O Tribunal de Contas da União (TCU) concluiu que houve fraude nos processos de compras de kits de robótica no governo Jair Bolsonaro (PL) e suspendeu os contratos para esse fim. A corte autorizou, entretanto, que sejam mantidos os pagamentos já realizados até abril de 2022. O voto final de Walton Alencar, relator da investigação, foi apresentado na última quarta-feira (26), sendo acompanhado pela maioria dos ministros presentes na sessão.

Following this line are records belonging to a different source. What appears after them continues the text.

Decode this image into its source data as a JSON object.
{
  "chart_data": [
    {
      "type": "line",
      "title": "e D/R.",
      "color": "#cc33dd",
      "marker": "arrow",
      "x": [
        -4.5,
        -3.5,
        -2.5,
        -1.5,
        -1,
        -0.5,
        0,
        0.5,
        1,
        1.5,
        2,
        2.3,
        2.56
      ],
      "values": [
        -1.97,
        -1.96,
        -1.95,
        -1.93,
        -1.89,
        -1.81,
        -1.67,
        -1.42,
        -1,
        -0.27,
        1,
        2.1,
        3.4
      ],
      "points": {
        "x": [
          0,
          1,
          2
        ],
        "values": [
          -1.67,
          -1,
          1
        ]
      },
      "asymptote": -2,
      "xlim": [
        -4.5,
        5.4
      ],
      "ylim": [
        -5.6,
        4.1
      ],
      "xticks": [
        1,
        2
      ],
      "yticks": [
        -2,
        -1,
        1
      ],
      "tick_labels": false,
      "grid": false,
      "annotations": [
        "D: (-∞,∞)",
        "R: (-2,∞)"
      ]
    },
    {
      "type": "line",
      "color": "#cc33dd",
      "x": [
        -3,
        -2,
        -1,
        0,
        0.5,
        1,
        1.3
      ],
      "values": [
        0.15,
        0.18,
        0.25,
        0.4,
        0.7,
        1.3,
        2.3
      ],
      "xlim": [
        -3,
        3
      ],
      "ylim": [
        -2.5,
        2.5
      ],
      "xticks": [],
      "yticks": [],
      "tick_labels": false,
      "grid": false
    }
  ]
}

O caso remete à denúncia sobre repasses de dinheiro do Ministério da Educação (MEC) que priorizaram prefeituras com contratos com uma mesma empresa alagoana, a Megalic, que tem como dono o empresário Edmundo Catunda, pai do vereador por Maceió, João Catunda (PP). Edmundo é um dos aliados do presidente da Câmara dos Deputados, Arthur Lira (PP-AL). A denúncia foi publicada pelo jornal Folha de S. Paulo em 6 de abril de 2022.
Em 2022, a Folha mostrou que o governo de Jair Bolsonaro destinou R$ 26 milhões de recursos do MEC para a compra de kits de robótica para escolas de pequenas cidades de Alagoas que sofrem com uma série de deficiências de infraestrutura básica, como falta de salas de aula, de computadores, de internet e até de água encanada.
Os municípios beneficiados com os recursos milionários foram: Canapi, que recebeu R$ 5,4 milhões; Santana do Mundaú, com R$ 4,5 milhões; União dos Palmares, R$ 7,5 milhões; Flexeiras, valor não informado; Branquinha, Maravilha e Barra de Santo Antônio, também sem valores informados.
À época, presidente da Câmara, Arthur Lira, disse não ter envolvimento com contratação de empresas pelos municípios, que não solicitou aceleração de liberações e que os processos obedecem a critérios técnicos do FNDE.
Durante o processo no TCU, a empresa teve seus argumentos aceitos de que não houve sobrepreço. A Megalic indicou que outras compras públicas praticaram preços similares com fornecedores diferentes. No ano passado, a Folha mostrou que a decisão do governo sobre os kits ignorou opções mais em conta disponíveis no mercado.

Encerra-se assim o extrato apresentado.